La réussite du projet est encore plus marquante que la première fois, et Valence obtient un grand nombre d’occasions, décrochant un nul 2-2 plus que mérité. Plus que le score, c’est la manière qui interpelle, avec un Jérémy Mathieu aux percées dévastatrices. Pour faire un bon ailier, il ne faut finalement pas énormément de capacités différentes de celles que devrait posséder le (soi-disant) latéral moderne. Une bonne pointe de vitesse, une capacité à centrer en bout de course, et à repiquer ou plonger dans l’axe pour être à la conclusion s’il le faut. Jérémy Mathieu les a, Mathieu Debuchy un peu moins. C’est aussi ça la différence entre une bonne idée et une idée efficace : il faut avoir un joueur pouvant épouser parfaitement le rôle qu’on lui confie. Bref, en résumé, la combinaison de deux latéraux pouvant permuter est une réussite. A tel point que l’expérience va devenir habitude, le temps que Jordi Alba purge la suspension née d’une expulsion dans les arrêts de jeu. Exit Piatti, titulaire habituel dans le couloir gauche, et bonjour Mathieu. La victoire de la polyvalence sur la spécialisation, avec évidemment toujours la possibilité de faire entrer le déséquilibrant Piatti en fin de match.

Del Bosque dit merci

Jordi Alba devenu titulaire indiscutable (14 titularisations en 2010-2011, 27 en 2011-2012), il peut montrer l’étendue de ses qualités.
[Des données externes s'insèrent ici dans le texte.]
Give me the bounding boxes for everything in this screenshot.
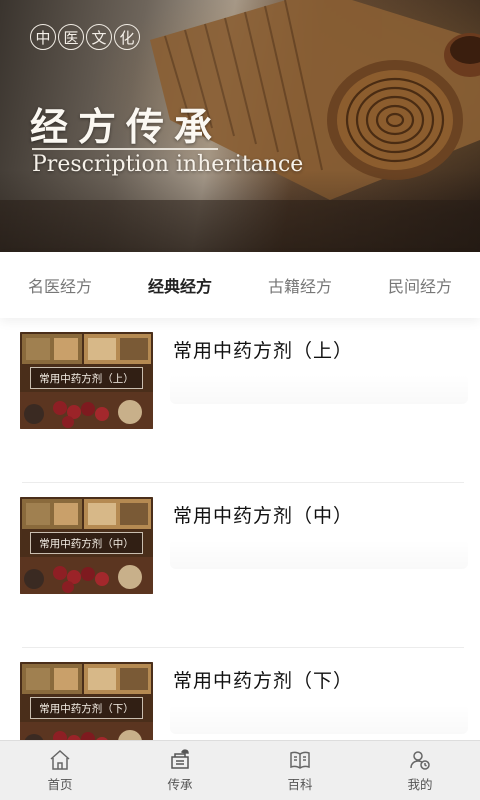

Moins de trois semaines plus tard, il honore sa première sélection face à l’Écosse, combinant avec son vieil ami David Silva pour lui offrir un but après moins de dix minutes de jeu. Un compagnon au profil différent de Mathieu et Piatti, lui aussi capable de déborder, mais à la technique lui permettant de jouer à un poste de milieu au cœur du jeu. Alba, l’ancien joueur offensif reconverti latéral offensif, gagne sa place en équipe nationale presque immédiatement au profil de joueurs comme Nacho Monreal et José Enrique, profitant aussi de l’autodestruction portugaise de Capdevila. Désormais, l’Espagne possède dans ses rangs un défenseur gauche capable de participer au jeu de possession, plus qu’un Capdevila sur le déclin, solide défensivement et très direct. Sa capacité à vite se projeter vers l’avant, très utile à Valence, permet à la Roja de briser un rythme de jeu qui peut vite tendre vers la monotonie. Plus qu’un joueur de complément, il est une arme comme cette Espagne-là n’en avait encore jamais eu à un poste que l’on dit de plus en plus stratégique. Une fois installé, le frêle Jordi ne va plus bouger. Première étape de l’épopée : un Euro. A priori, ce ne devrait pas être la dernière. Le trophée en main, la tête dans les étoiles, le nouveau champion d’Europe doit aussi avoir une petite pensée pour Unai et Jérémy. Celui qui a eu l’idée, et celui qui l’a légitimée.